Horse Latitudes
For nearly three hours, Cait sits in the chair in the silent room.
Once, she was the tiniest girl and no one even noticed her. And this is now not then, and she's still small, still quiet, and she is still mostly overlooked.
Traffic on the highway hums its deadpan melody. A yellow warbler sings counterpoint.
I no longer love the wineglass, just its stem, Cait thinks, while the brassy chime of an antique clock peals someplace behind her. Like sound will overcome her reticence. Like love won't ever apply to her.
Cait in a dirty white dress with a faded flower print. Cait with hair lank as ditch weed.
Aunt Trinity left a good four hours ago, let Cait know of ways to break right through, killed two mosquitos in her room and said, "That's two less bloodsucking bitches y'all need to mind."
Cait wonders if she sat like this before, so still, so quiet, so decorous and factual. Wonders if anyone ever sat so true.
For now, it's hard to think of someone other than Mr. Kosiński, his kindly face all gathered in the doorway, his Polish husk so sweet across the room, like storied hazelnut. He thought today was his day, when he would teach Cait how to be French, but he got it wrong, and who knows now what so many crisscrossed schedules bode?
These are her doldrums. Something meteorological. Won't anyone come help?
No. Of course not. How we—stripped, abandoned, supplementary—extricate ourselves from smudged insipid traps determines all the rest of this.

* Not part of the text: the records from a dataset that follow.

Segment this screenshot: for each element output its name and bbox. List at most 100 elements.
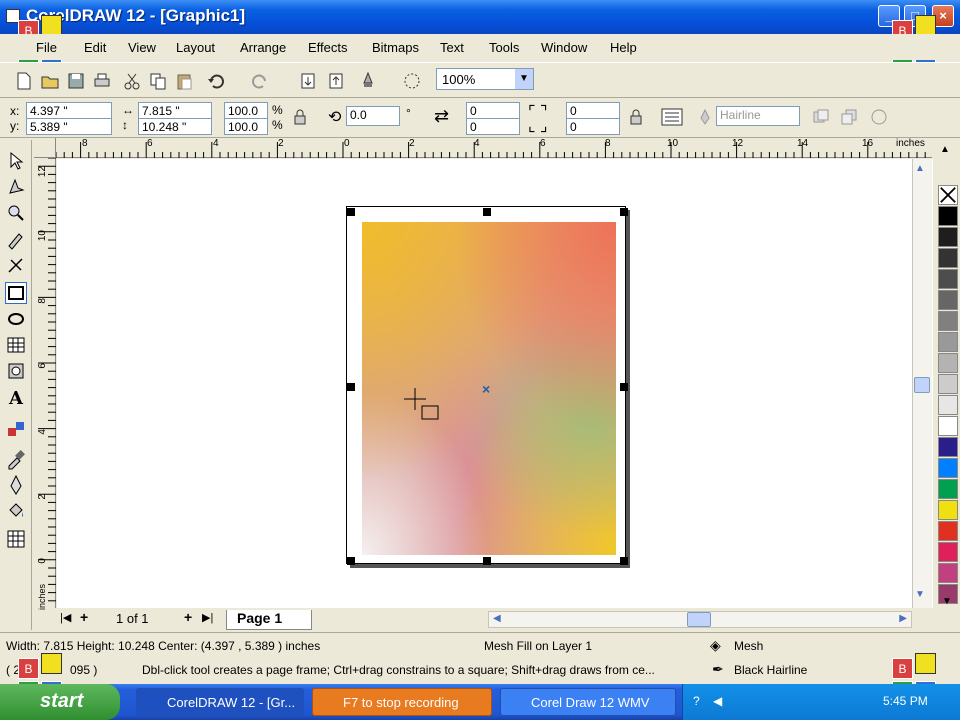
help-icon[interactable]: ? xyxy=(693,694,700,708)
convert-to-curves-icon[interactable] xyxy=(870,108,888,126)
color-swatch[interactable] xyxy=(938,311,958,331)
color-swatch[interactable] xyxy=(938,563,958,583)
graph-paper-tool-icon[interactable] xyxy=(5,334,27,356)
task-recording[interactable]: F7 to stop recording xyxy=(312,688,492,716)
copy-icon[interactable] xyxy=(148,71,168,91)
menu-view[interactable]: View xyxy=(128,40,156,55)
application-launcher-icon[interactable] xyxy=(358,71,378,91)
save-icon[interactable] xyxy=(66,71,86,91)
ruler-origin[interactable] xyxy=(34,138,56,158)
fill-tool-icon[interactable] xyxy=(5,500,27,522)
add-page-after-icon[interactable]: + xyxy=(184,609,192,625)
corner-roundness-4[interactable]: 0 xyxy=(566,118,620,135)
to-front-icon[interactable] xyxy=(840,108,858,126)
center-marker-icon[interactable]: × xyxy=(482,381,490,397)
ellipse-tool-icon[interactable] xyxy=(5,308,27,330)
selection-handle-tl[interactable] xyxy=(347,208,355,216)
scroll-down-icon[interactable]: ▼ xyxy=(915,589,925,600)
smart-fill-tool-icon[interactable] xyxy=(5,254,27,276)
height-field[interactable]: 10.248 " xyxy=(138,118,212,135)
outline-width-select[interactable]: Hairline xyxy=(716,106,800,126)
zoom-level-select[interactable]: 100% ▼ xyxy=(436,68,534,90)
lock-ratio-icon[interactable] xyxy=(292,108,308,126)
menu-file[interactable]: File xyxy=(36,40,57,55)
text-tool-icon[interactable]: A xyxy=(5,386,27,408)
vertical-scroll-thumb[interactable] xyxy=(914,377,930,393)
color-swatch[interactable] xyxy=(938,353,958,373)
task-coreldraw[interactable]: CorelDRAW 12 - [Gr... xyxy=(136,688,304,716)
menu-layout[interactable]: Layout xyxy=(176,40,215,55)
x-position-field[interactable]: 4.397 " xyxy=(26,102,112,119)
corner-lock-icon[interactable] xyxy=(628,108,644,126)
color-swatch[interactable] xyxy=(938,332,958,352)
menu-text[interactable]: Text xyxy=(440,40,464,55)
color-swatch[interactable] xyxy=(938,437,958,457)
menu-tools[interactable]: Tools xyxy=(489,40,519,55)
color-swatch[interactable] xyxy=(938,521,958,541)
basic-shapes-tool-icon[interactable] xyxy=(5,360,27,382)
horizontal-scroll-thumb[interactable] xyxy=(687,612,711,627)
menu-arrange[interactable]: Arrange xyxy=(240,40,286,55)
color-swatch[interactable] xyxy=(938,206,958,226)
color-swatch[interactable] xyxy=(938,416,958,436)
menu-help[interactable]: Help xyxy=(610,40,637,55)
selection-handle-bl[interactable] xyxy=(347,557,355,565)
import-icon[interactable] xyxy=(298,71,318,91)
selection-handle-bottom[interactable] xyxy=(483,557,491,565)
no-color-swatch-icon[interactable] xyxy=(938,185,958,205)
export-icon[interactable] xyxy=(326,71,346,91)
cut-icon[interactable] xyxy=(122,71,142,91)
vertical-scrollbar[interactable]: ▲ ▼ xyxy=(912,159,932,608)
chevron-down-icon[interactable]: ▼ xyxy=(515,69,533,89)
color-swatch[interactable] xyxy=(938,227,958,247)
add-page-before-icon[interactable]: + xyxy=(80,609,88,625)
color-swatch[interactable] xyxy=(938,542,958,562)
scroll-up-icon[interactable]: ▲ xyxy=(915,163,925,174)
clock[interactable]: 5:45 PM xyxy=(883,694,928,708)
mirror-icon[interactable]: ⇄ xyxy=(434,106,449,127)
color-swatch[interactable] xyxy=(938,479,958,499)
menu-edit[interactable]: Edit xyxy=(84,40,106,55)
menu-effects[interactable]: Effects xyxy=(308,40,348,55)
corner-roundness-1[interactable]: 0 xyxy=(466,102,520,119)
color-swatch[interactable] xyxy=(938,500,958,520)
scroll-left-icon[interactable]: ◀ xyxy=(493,613,501,624)
rotation-angle-field[interactable]: 0.0 xyxy=(346,106,400,126)
horizontal-scrollbar[interactable]: ◀ ▶ xyxy=(488,611,912,628)
scale-x-field[interactable]: 100.0 xyxy=(224,102,268,119)
color-swatch[interactable] xyxy=(938,395,958,415)
task-corel-folder[interactable]: Corel Draw 12 WMV xyxy=(500,688,676,716)
color-swatch[interactable] xyxy=(938,374,958,394)
to-back-icon[interactable] xyxy=(812,108,830,126)
width-field[interactable]: 7.815 " xyxy=(138,102,212,119)
menu-bitmaps[interactable]: Bitmaps xyxy=(372,40,419,55)
paste-icon[interactable] xyxy=(174,71,194,91)
last-page-icon[interactable]: ▶| xyxy=(202,611,213,624)
wrap-text-icon[interactable] xyxy=(660,106,684,128)
color-swatch[interactable] xyxy=(938,290,958,310)
undo-icon[interactable] xyxy=(206,71,226,91)
pick-tool-icon[interactable] xyxy=(5,150,27,172)
tab-page-1[interactable]: Page 1 xyxy=(226,610,312,630)
tray-arrow-icon[interactable]: ◀ xyxy=(713,694,722,708)
print-icon[interactable] xyxy=(92,71,112,91)
shape-tool-icon[interactable] xyxy=(5,176,27,198)
selection-handle-top[interactable] xyxy=(483,208,491,216)
color-swatch[interactable] xyxy=(938,269,958,289)
menu-window[interactable]: Window xyxy=(541,40,587,55)
interactive-blend-tool-icon[interactable] xyxy=(5,418,27,440)
color-swatch[interactable] xyxy=(938,248,958,268)
y-position-field[interactable]: 5.389 " xyxy=(26,118,112,135)
eyedropper-tool-icon[interactable] xyxy=(5,448,27,470)
selection-handle-right[interactable] xyxy=(620,383,628,391)
redo-icon[interactable] xyxy=(250,71,270,91)
open-folder-icon[interactable] xyxy=(40,71,60,91)
selection-handle-left[interactable] xyxy=(347,383,355,391)
color-swatch[interactable] xyxy=(938,458,958,478)
freehand-tool-icon[interactable] xyxy=(5,228,27,250)
zoom-tool-icon[interactable] xyxy=(5,202,27,224)
corel-online-icon[interactable] xyxy=(402,71,422,91)
new-document-icon[interactable] xyxy=(14,71,34,91)
palette-scroll-up-icon[interactable]: ▲ xyxy=(940,144,950,155)
outline-tool-icon[interactable] xyxy=(5,474,27,496)
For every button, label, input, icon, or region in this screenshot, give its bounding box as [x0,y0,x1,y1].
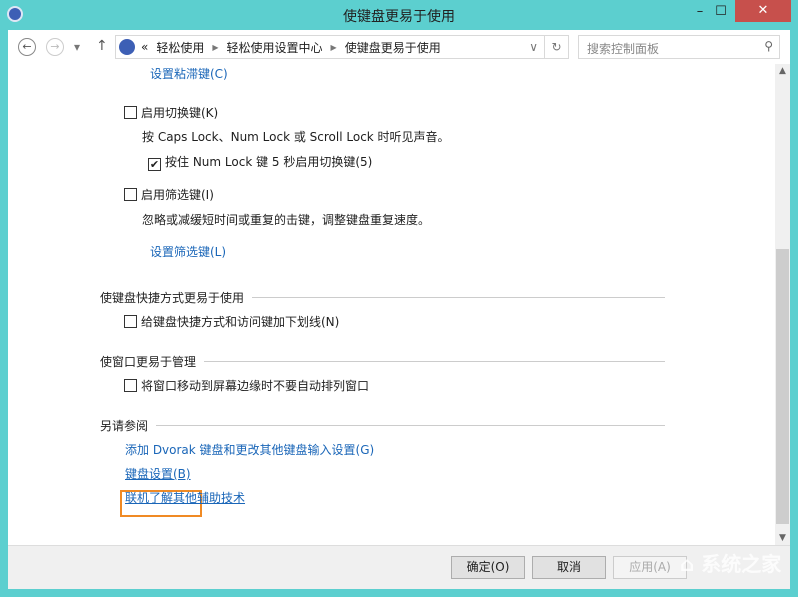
maximize-button[interactable]: ☐ [711,4,731,26]
breadcrumb-ease-of-access-center[interactable]: 轻松使用设置中心 [227,39,323,56]
search-placeholder: 搜索控制面板 [587,42,660,56]
dialog-footer: 确定(O) 取消 应用(A) [8,545,790,589]
ok-button[interactable]: 确定(O) [451,556,525,579]
address-bar[interactable]: « 轻松使用 ▶ 轻松使用设置中心 ▶ 使键盘更易于使用 ∨ ↻ [115,35,569,59]
chevron-right-icon[interactable]: ▶ [331,43,337,52]
up-button[interactable]: ↑ [96,38,108,54]
section-title: 使键盘快捷方式更易于使用 [100,291,245,305]
checkbox[interactable] [124,315,137,328]
search-input[interactable]: 搜索控制面板 ⚲ [578,35,780,59]
divider [252,297,665,298]
section-header: 使键盘快捷方式更易于使用 [100,289,665,306]
scroll-down-icon[interactable]: ▼ [775,533,790,543]
checkbox[interactable] [124,379,137,392]
window-client: ← → ▾ ↑ « 轻松使用 ▶ 轻松使用设置中心 ▶ 使键盘更易于使用 ∨ ↻… [8,30,790,589]
scroll-up-icon[interactable]: ▲ [775,66,790,76]
section-title: 使窗口更易于管理 [100,355,197,369]
address-dropdown-icon[interactable]: ∨ [529,40,538,54]
apply-button[interactable]: 应用(A) [613,556,687,579]
control-panel-icon [119,39,135,55]
section-header: 另请参阅 [100,417,665,434]
divider [156,425,665,426]
section-title: 另请参阅 [100,419,149,433]
toggle-keys-description: 按 Caps Lock、Num Lock 或 Scroll Lock 时听见声音… [142,130,450,144]
assistive-tech-link[interactable]: 联机了解其他辅助技术 [125,489,245,506]
checkbox[interactable] [124,106,137,119]
breadcrumb-ease-of-access[interactable]: 轻松使用 [156,39,204,56]
divider [204,361,665,362]
checkbox-label: 启用切换键(K) [141,106,219,120]
cancel-button[interactable]: 取消 [532,556,606,579]
breadcrumb-current[interactable]: 使键盘更易于使用 [345,39,441,56]
search-icon[interactable]: ⚲ [764,39,773,53]
scrollbar-thumb[interactable] [776,249,789,524]
forward-button[interactable]: → [46,38,64,56]
underline-shortcuts-checkbox[interactable]: 给键盘快捷方式和访问键加下划线(N) [124,313,339,330]
filter-keys-settings-link[interactable]: 设置筛选键(L) [150,243,226,260]
num-lock-toggle-checkbox[interactable]: ✔ 按住 Num Lock 键 5 秒启用切换键(5) [148,153,372,171]
checkbox-label: 给键盘快捷方式和访问键加下划线(N) [141,315,340,329]
checkbox-label: 将窗口移动到屏幕边缘时不要自动排列窗口 [141,379,370,393]
settings-content: 设置粘滞键(C) 启用切换键(K) 按 Caps Lock、Num Lock 或… [8,64,775,545]
breadcrumb-overflow[interactable]: « [141,40,148,54]
title-bar: 使键盘更易于使用 – ☐ ✕ [0,0,798,30]
checkbox[interactable] [124,188,137,201]
toggle-keys-checkbox[interactable]: 启用切换键(K) [124,104,218,121]
vertical-scrollbar[interactable]: ▲ ▼ [775,64,790,545]
filter-keys-checkbox[interactable]: 启用筛选键(I) [124,186,214,203]
refresh-button[interactable]: ↻ [544,36,568,58]
filter-keys-description: 忽略或减缓短时间或重复的击键，调整键盘重复速度。 [142,213,431,227]
close-button[interactable]: ✕ [735,0,791,22]
checkbox-label: 按住 Num Lock 键 5 秒启用切换键(5) [165,155,373,169]
minimize-button[interactable]: – [690,4,710,26]
check-icon[interactable]: ✔ [148,158,161,171]
back-button[interactable]: ← [18,38,36,56]
watermark-logo: ⌂ 系统之家 [680,552,782,576]
recent-pages-dropdown[interactable]: ▾ [74,40,80,54]
disable-snap-checkbox[interactable]: 将窗口移动到屏幕边缘时不要自动排列窗口 [124,377,369,394]
sticky-keys-settings-link[interactable]: 设置粘滞键(C) [150,65,228,82]
section-header: 使窗口更易于管理 [100,353,665,370]
chevron-right-icon[interactable]: ▶ [212,43,218,52]
dvorak-keyboard-link[interactable]: 添加 Dvorak 键盘和更改其他键盘输入设置(G) [125,441,374,458]
keyboard-settings-link[interactable]: 键盘设置(B) [125,465,191,482]
navigation-bar: ← → ▾ ↑ « 轻松使用 ▶ 轻松使用设置中心 ▶ 使键盘更易于使用 ∨ ↻… [8,30,790,64]
checkbox-label: 启用筛选键(I) [141,188,214,202]
window-title: 使键盘更易于使用 [343,9,455,25]
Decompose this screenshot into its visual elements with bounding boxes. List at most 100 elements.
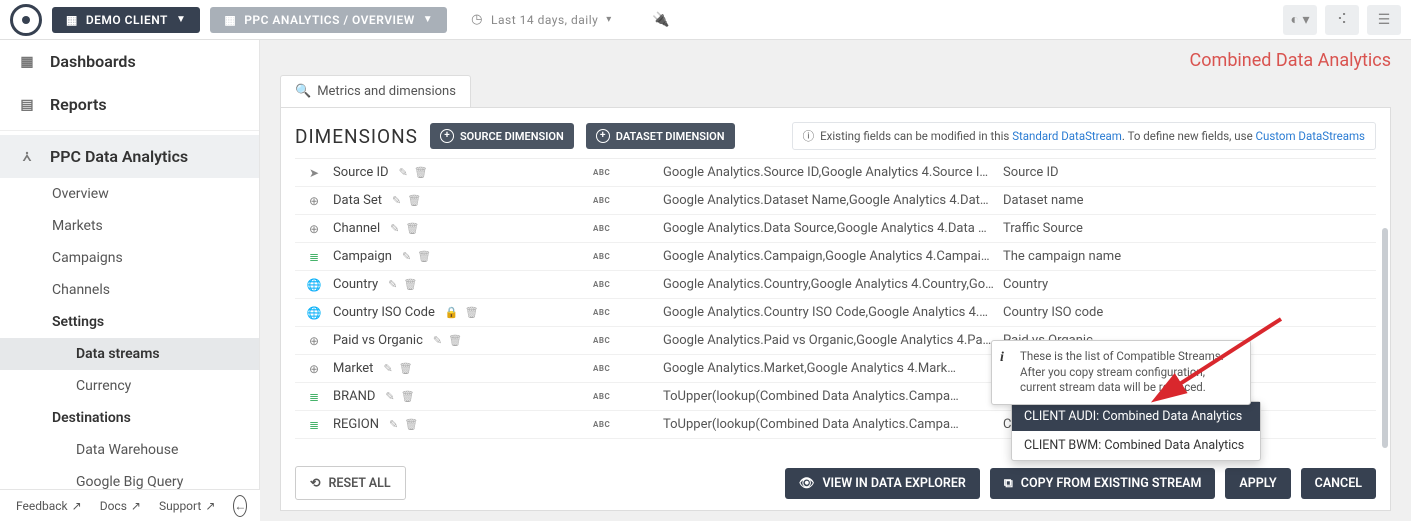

Cait sits in the astonished eye of a teacup storm on a silent chair, past noon. Her lashes curl and drip. Her lips purse and pale. She tries to frown, a pint-sized girl under a crushed daisy crown.
Will any of this coalesce? What is this ache? Squall or squib? Does she wait for something in the sky to break?
A knock on her door. She never wants to answer. Blam. Blam. A second and a third. Cait sighs, then sighs again.
"Okay," she whispers, like she's lamenting a version of her own name. "Coming, I guess."
Beyond the screen a haloed queen, some gypsy harlequin badass goddess. A Bolan lyric layered onto robust bones.
"Time to be alive again, pretty lady," the apparition says in a voice soft with dark confectionary. "Come."
The antique clock chimes every quarter hour and does so now, and will chime unheard one million, four hundred and one thousand, six hundred times more while quiet, overlooked Cait rides rails and road righting the myriad wrongs done to her, accompanied by a grinning ghost.